L’esercito iracheno e le tribù sciite coordinate da Qassem Suleimani, potente generale iraniano sono impegnate in un’operazione congiunta contro lo Stato Islamico a Tikrit. Quella in corso da tre giorni è la più grande offensiva militare contro il califfato da giugno e forse la più controversa. Il governo iracheno infatti prima di intraprendere l’operazione, non ha consultato il governo americano, suo alleato, rivolgendosi invece a Teheran.

Tikrit, città in cui nacque Saddam Hussein, che si trova a 180 chilometri a nord della capitale Baghdad, è una delle città controllate dagli uomini di Daesh (Isis). Dallo scorso 2 marzo trentamila soldati via terra e con l’ausilio di raid aerei, stanno cercando di avvicinarsi alla città da tre diverse direzioni e finora hanno ripreso il controllo di alcuni villaggi e aree petrolifere a est della città. Obiettivo dell’operazione sarebbe quello di circondare i jihadisti e di bloccare le strade per impedire che arrivino i rifornimenti.

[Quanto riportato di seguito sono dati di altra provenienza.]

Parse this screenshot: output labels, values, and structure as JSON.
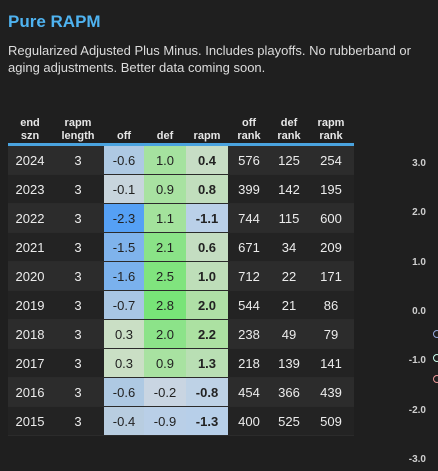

La tensione tra Usa e Iraq alleati in chiave anti-isis, sta crescendo nelle ultime settimane. Ali al-Alaa, braccio destro del primo ministro iracheno Haider al-Abadi, ha espresso frustrazione nei confronti del governo americano che continua a rimandare la riconquista di Mosul e della provincia occidentale di Anbar, roccaforte di Daesh in Iraq. “L’Iraq libererà Mosul e Anbar senza di loro“, ha dichiarato al-Alaa al New York Times.

E le tensioni sono destinate a crescere dal momento che il governo di Baghdad ha rivolto il suo sguardo verso la repubblica islamica: Washington e Teheran sono infatti nemici e le loro relazioni diplomatiche ufficiali sono sospese dal oltre 30 anni, dalla crisi degli ostaggi del 1979.

Dal canto suo Washington rimprovera al governo di al-Abadi di non aver finora spiegato forze sufficienti per contrastare il califfato di al-Baghdadi. E cresce la preoccupazione per il recente coinvolgimento dell’Iran, Stato sciita, che potrebbe alimentare le tensioni con lo Stato Islamico, al contrario sunnita.